というか、結婚式というのはおしなべてよいもので、ぼくはその両家の関係者と友人が一同にその新郎と新婦の出会いから今までを祝福し、そしてこれから先の未来について祈るという場全体が好きだった。タクシーに忘れたネクタイを運転手さんが届けてくれたから、なんとか胸元をしゃんとさせることのできた新見に
「ぼく結婚式すきなんだ」とはなすと
「おれも。スライドがすき」とこたえた。
あらゆる式典の類が苦手だと思っていたから、意外だった。

ふたりの弟がちょっとした出しものをして、新郎と肩を組んだ時、強烈に男兄弟ってすばらしい、という気持ちになった。昔のメンバーたちとも話せて、二次会でも楽しく過ごした。そのあと、新見ときのことカラオケにでもいこうぜ、となり、その手前でぼるがに行った。腹はもうぱんぱんだった。

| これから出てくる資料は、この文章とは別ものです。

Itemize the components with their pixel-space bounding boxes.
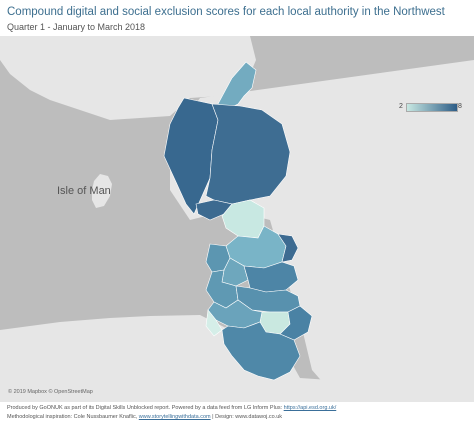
map-title: Compound digital and social exclusion sc… [7,6,445,18]
region-pendle[interactable] [277,233,299,263]
region-wirral[interactable] [205,309,223,337]
land-wales [0,315,240,402]
credits-line-2-text: Methodological inspiration: Cole Nussbau… [7,414,138,420]
legend-max-label: 8 [458,103,462,110]
credits-line-2-suffix: | Design: www.datawoj.co.uk [212,414,283,420]
region-layer [163,61,313,381]
region-greater-manchester-east[interactable] [279,305,313,341]
credits-line-1-text: Produced by GoONUK as part of its Digita… [7,405,283,411]
credits-line-1: Produced by GoONUK as part of its Digita… [7,404,336,413]
legend-min-label: 2 [399,103,403,110]
region-east-lancs[interactable] [243,261,299,293]
land-scotland [0,36,256,120]
credits-line-2: Methodological inspiration: Cole Nussbau… [7,413,336,422]
isle-of-man [92,174,112,208]
isle-of-man-label: Isle of Man [57,185,111,197]
region-cheshire[interactable] [221,321,301,381]
storytelling-link[interactable]: www.storytellingwithdata.com [138,414,211,420]
map-subtitle: Quarter 1 - January to March 2018 [7,22,146,32]
map-attribution: © 2019 Mapbox © OpenStreetMap [8,389,93,395]
credits: Produced by GoONUK as part of its Digita… [7,404,336,422]
esd-link[interactable]: https://api.esd.org.uk/ [283,405,337,411]
choropleth-map[interactable] [0,36,474,402]
legend-color-bar [406,103,458,112]
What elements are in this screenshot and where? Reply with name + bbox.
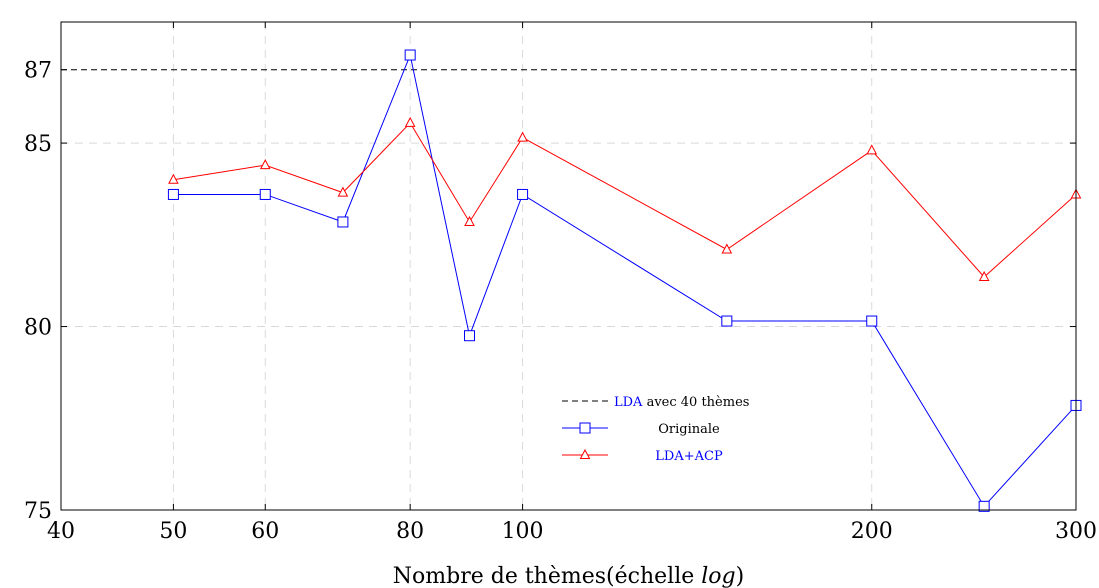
data-point-originale — [404, 49, 416, 61]
y-tick-label: 85 — [24, 132, 52, 157]
y-tick-label: 80 — [24, 316, 52, 341]
data-point-lda-acp — [259, 159, 271, 170]
data-point-originale — [259, 188, 271, 200]
y-tick-label: 87 — [24, 59, 52, 84]
x-axis-title: Nombre de thèmes(échelle log) — [393, 564, 744, 588]
data-point-originale — [167, 188, 179, 200]
x-tick-label: 100 — [502, 519, 544, 544]
y-tick-label: 75 — [24, 499, 52, 524]
series-line-lda-acp — [173, 122, 1077, 278]
data-point-lda-acp — [978, 270, 990, 282]
x-tick-label: 50 — [159, 519, 187, 544]
data-point-lda-acp — [517, 131, 528, 142]
data-point-originale — [464, 330, 476, 342]
data-point-originale — [517, 188, 529, 200]
legend: LDA avec 40 thèmes Originale LDA+ACP — [556, 385, 778, 470]
legend-entry-lda-acp: LDA+ACP — [562, 448, 723, 464]
legend-marker-originale — [579, 422, 591, 434]
data-point-lda-acp — [866, 144, 878, 155]
data-point-lda-acp — [337, 186, 349, 197]
x-tick-label: 300 — [1055, 519, 1097, 544]
data-point-lda-acp — [404, 116, 416, 127]
data-point-lda-acp — [721, 243, 733, 254]
data-point-originale — [337, 216, 349, 228]
x-tick-label: 80 — [396, 519, 424, 544]
x-axis-title-italic: log — [701, 564, 735, 588]
legend-entry-originale: Originale — [562, 422, 720, 437]
x-tick-label: 200 — [851, 519, 893, 544]
x-tick-label: 60 — [251, 519, 279, 544]
legend-entry-baseline: LDA avec 40 thèmes — [562, 395, 749, 410]
legend-label-lda-acp: LDA+ACP — [655, 449, 723, 464]
data-point-originale — [978, 500, 990, 512]
x-axis-title-suffix: ) — [736, 564, 745, 588]
legend-label-originale: Originale — [658, 422, 720, 437]
ticks — [60, 22, 1077, 511]
x-axis-title-prefix: Nombre de thèmes(échelle — [393, 564, 701, 588]
grid — [61, 22, 1076, 510]
legend-label-baseline: LDA avec 40 thèmes — [614, 395, 749, 410]
data-point-originale — [866, 315, 878, 327]
x-tick-label: 40 — [47, 519, 75, 544]
x-tick-labels: 40 50 60 80 100 200 300 — [47, 519, 1097, 544]
data-point-originale — [721, 315, 733, 327]
legend-label-baseline-suffix: avec 40 thèmes — [642, 395, 749, 410]
series-lda-acp — [168, 116, 1082, 282]
plot-frame — [60, 21, 1077, 511]
legend-marker-lda-acp — [579, 448, 591, 459]
y-tick-labels: 75 80 85 87 — [24, 59, 52, 524]
data-point-lda-acp — [168, 173, 179, 184]
data-point-lda-acp — [464, 215, 475, 226]
series-line-originale — [173, 53, 1077, 508]
legend-label-baseline-prefix: LDA — [614, 395, 643, 410]
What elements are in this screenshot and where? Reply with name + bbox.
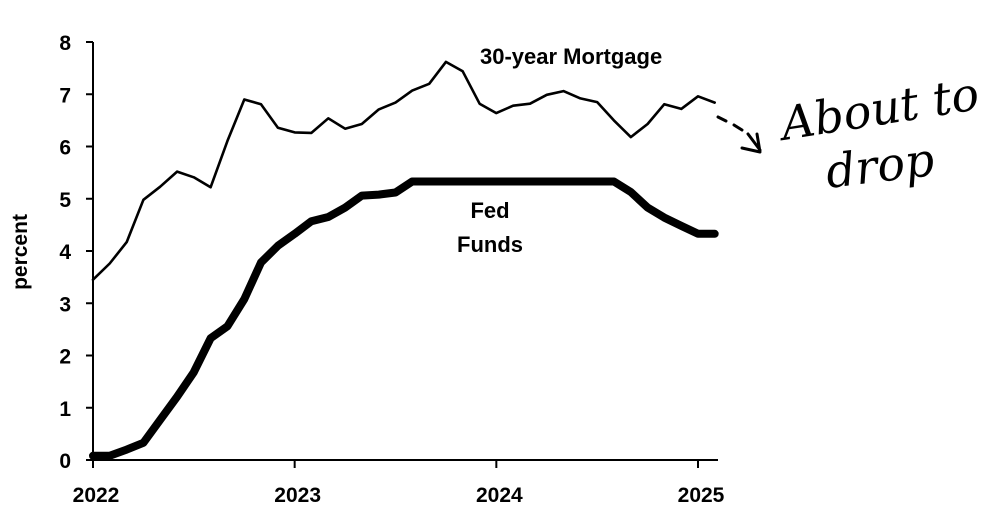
y-axis-label: percent [9,214,32,290]
y-tick-label: 8 [59,32,71,55]
annotation-arrow [716,115,762,154]
handwritten-annotation: About to drop [716,66,982,199]
fed-funds-series-line [89,177,719,460]
mortgage-series-label: 30-year Mortgage [480,44,662,69]
y-tick-label: 6 [59,137,71,160]
fed-funds-series-label-line1: Fed [470,198,509,223]
mortgage-series-points [93,61,716,280]
fed-funds-series-label-line2: Funds [457,232,523,257]
axes [92,42,718,461]
y-tick-label: 7 [59,84,71,107]
mortgage-series-line [91,60,716,281]
y-tick-label: 3 [59,293,71,316]
x-tick-label: 2023 [274,484,321,507]
y-tick-label: 2 [59,346,71,369]
annotation-line2: drop [823,132,937,199]
x-tick-label: 2022 [73,484,120,507]
y-tick-label: 4 [59,241,71,264]
y-tick-label: 5 [59,189,71,212]
fed-funds-series-points [93,181,716,456]
x-tick-label: 2024 [476,484,523,507]
y-tick-label: 1 [59,398,71,421]
y-tick-label: 0 [59,450,71,473]
x-tick-label: 2025 [678,484,725,507]
y-ticks: 0 1 2 3 4 5 6 7 8 [59,32,93,473]
x-ticks: 2022 2023 2024 2025 [73,460,725,507]
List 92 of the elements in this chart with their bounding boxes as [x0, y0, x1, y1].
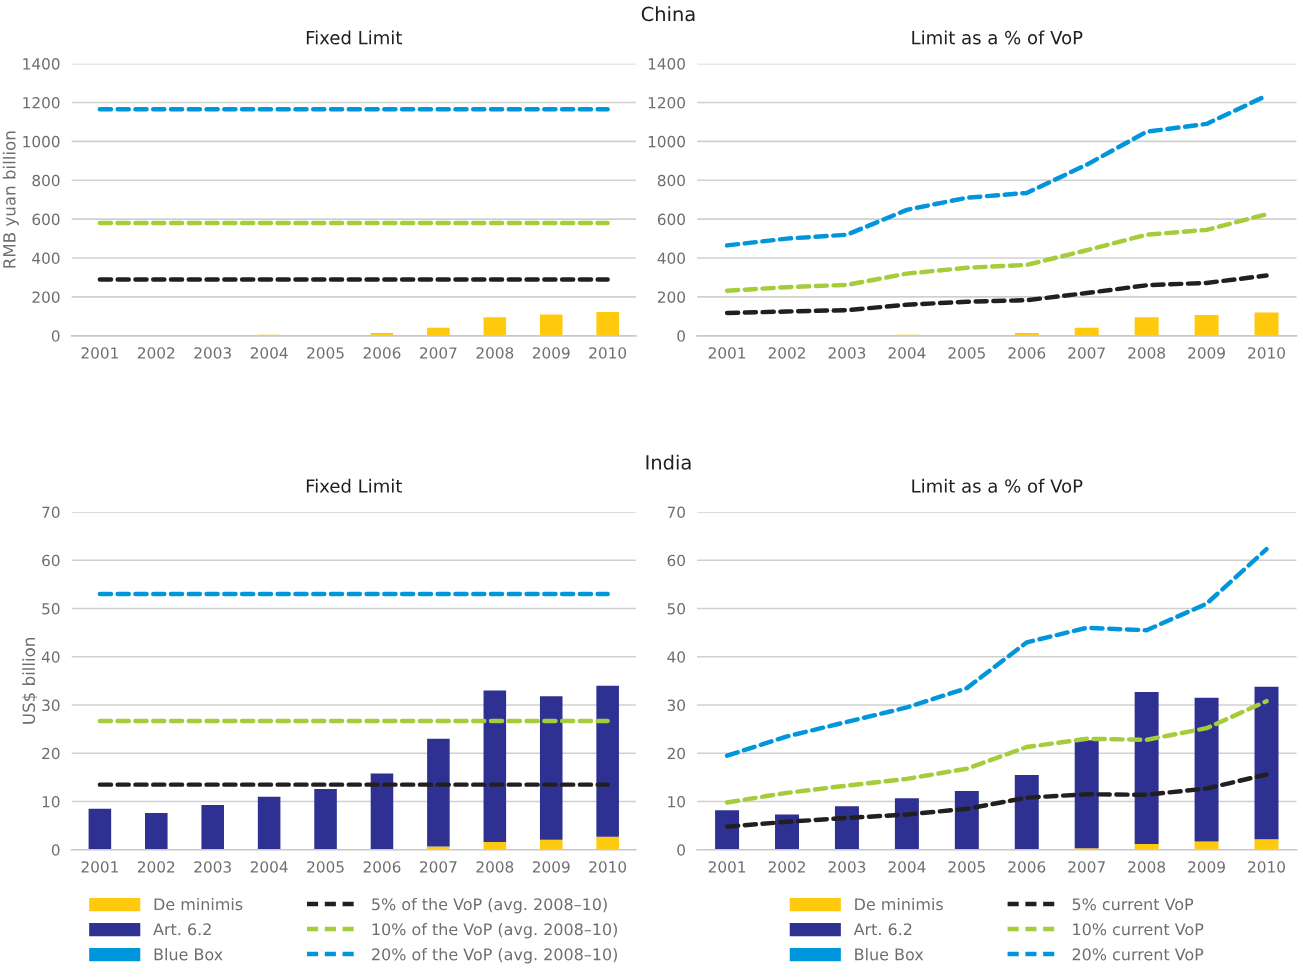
y-tick-label: 1200	[648, 96, 685, 109]
x-tick-label: 2009	[1188, 347, 1225, 359]
y-axis-title: US$ billion	[22, 638, 38, 724]
x-tick-label: 2005	[307, 347, 344, 359]
x-tick-label: 2007	[420, 347, 457, 359]
x-tick-label: 2010	[1248, 861, 1285, 873]
x-tick-label: 2004	[250, 861, 288, 873]
x-tick-label: 2002	[768, 861, 805, 873]
x-tick-label: 2003	[194, 347, 231, 359]
y-tick-label: 0	[51, 844, 60, 856]
x-tick-label: 2006	[1008, 347, 1046, 359]
x-tick-label: 2004	[250, 347, 288, 359]
y-tick-label: 30	[42, 699, 60, 712]
x-tick-label: 2007	[1068, 861, 1105, 873]
x-tick-label: 2003	[828, 861, 866, 873]
x-tick-label: 2008	[476, 347, 514, 359]
y-tick-label: 10	[668, 795, 685, 808]
y-axis-title: RMB yuan billion	[2, 131, 19, 268]
text: India	[646, 454, 691, 470]
x-tick-label: 2001	[81, 347, 118, 359]
x-tick-label: 2004	[888, 861, 926, 873]
x-tick-label: 2002	[137, 861, 175, 873]
y-tick-label: 0	[677, 330, 685, 342]
y-tick-label: 40	[667, 651, 685, 663]
y-tick-label: 1200	[23, 96, 60, 109]
y-tick-label: 1400	[648, 58, 685, 70]
x-tick-label: 2006	[363, 861, 401, 873]
y-tick-label: 200	[657, 291, 685, 303]
y-tick-label: 30	[667, 699, 685, 712]
y-tick-label: 50	[42, 602, 60, 615]
x-tick-label: 2008	[1128, 347, 1166, 359]
x-tick-label: 2005	[307, 861, 344, 873]
y-tick-label: 600	[657, 213, 685, 226]
text: China	[641, 6, 695, 22]
y-tick-label: 60	[42, 554, 60, 567]
x-tick-label: 2009	[1188, 861, 1225, 873]
x-tick-label: 2008	[476, 861, 514, 873]
legend-label: 5% current VoP	[1072, 898, 1194, 911]
chart-title: Fixed Limit	[306, 30, 402, 45]
legend-label: Blue Box	[154, 948, 223, 961]
y-tick-label: 70	[42, 506, 60, 519]
legend-label: 20% of the VoP (avg. 2008–10)	[372, 948, 617, 964]
legend-label: Blue Box	[855, 948, 924, 961]
y-tick-label: 0	[677, 844, 685, 856]
x-tick-label: 2005	[948, 347, 985, 359]
x-tick-label: 2006	[1008, 861, 1046, 873]
y-tick-label: 600	[32, 213, 60, 226]
chart-title: Fixed Limit	[306, 478, 402, 493]
x-tick-label: 2002	[768, 347, 805, 359]
y-tick-label: 10	[42, 795, 60, 808]
legend-label: Art. 6.2	[153, 923, 211, 936]
x-tick-label: 2003	[828, 347, 866, 359]
x-tick-label: 2003	[194, 861, 231, 873]
x-tick-label: 2001	[708, 347, 746, 359]
y-tick-label: 50	[667, 602, 685, 615]
x-tick-label: 2008	[1128, 861, 1166, 873]
legend-label: 5% of the VoP (avg. 2008–10)	[372, 897, 607, 914]
y-tick-label: 1000	[23, 135, 60, 148]
x-tick-label: 2007	[420, 861, 457, 873]
y-tick-label: 1400	[23, 58, 60, 70]
legend-label: Art. 6.2	[853, 923, 912, 936]
y-tick-label: 1000	[648, 135, 685, 148]
y-tick-label: 20	[667, 747, 685, 760]
chart-title: Limit as a % of VoP	[912, 30, 1083, 45]
x-tick-label: 2009	[532, 347, 570, 359]
legend-label: 20% current VoP	[1072, 948, 1204, 961]
y-tick-label: 20	[42, 747, 60, 760]
x-tick-label: 2005	[948, 861, 985, 873]
x-tick-label: 2002	[137, 347, 175, 359]
y-tick-label: 200	[32, 291, 60, 303]
y-tick-label: 400	[657, 252, 685, 265]
x-tick-label: 2007	[1068, 347, 1105, 359]
y-tick-label: 70	[667, 506, 685, 519]
legend-label: De minimis	[154, 897, 243, 911]
x-tick-label: 2009	[532, 861, 570, 873]
x-tick-label: 2001	[708, 861, 746, 873]
y-tick-label: 0	[51, 330, 60, 342]
x-tick-label: 2010	[589, 861, 627, 873]
y-tick-label: 40	[41, 651, 60, 663]
legend-label: 10% current VoP	[1073, 923, 1204, 936]
x-tick-label: 2010	[1248, 347, 1285, 359]
y-tick-label: 400	[32, 252, 60, 265]
legend-label: De minimis	[855, 897, 943, 911]
x-tick-label: 2004	[888, 347, 926, 359]
chart-title: Limit as a % of VoP	[912, 478, 1083, 493]
x-tick-label: 2001	[81, 861, 118, 873]
y-tick-label: 800	[657, 174, 685, 187]
legend-label: 10% of the VoP (avg. 2008–10)	[372, 922, 617, 939]
x-tick-label: 2006	[363, 347, 401, 359]
y-tick-label: 800	[32, 174, 60, 187]
x-tick-label: 2010	[589, 347, 627, 359]
y-tick-label: 60	[667, 554, 685, 567]
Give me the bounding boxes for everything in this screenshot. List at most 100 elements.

そこでぼくは、自分がずっと彼らに対して引け目に感じていたことをたしか伝えた。体調を壊してやめてしまったり、リーダーシップを取り切れなかった後悔は、まだ胸の奥にしっかりと残っていた。ほんとうに色々なことがあった。ある種の人々はある時代、その後法人化して活動していったぼくらのことを過度に評価してくれていた気がする。それはありがたい。ただ別にぼくらはスマートではなかった。ほんとうに色々なことがあって、それで楽しかったり傷ついたりするわけで、ただそれでも傷が回復した部分の皮膚はいくぶんか厚くなるから、そうやって繰り返してぼくらは強くなっていったのだった。

7月22日(日)

反動でずっと死んでいた。まったく家からでないことが、こういう風にたまにあってそれがまたリズムをおかしくさせるけど、それが何かを生むのか。これも終わらない青春のツケなのか。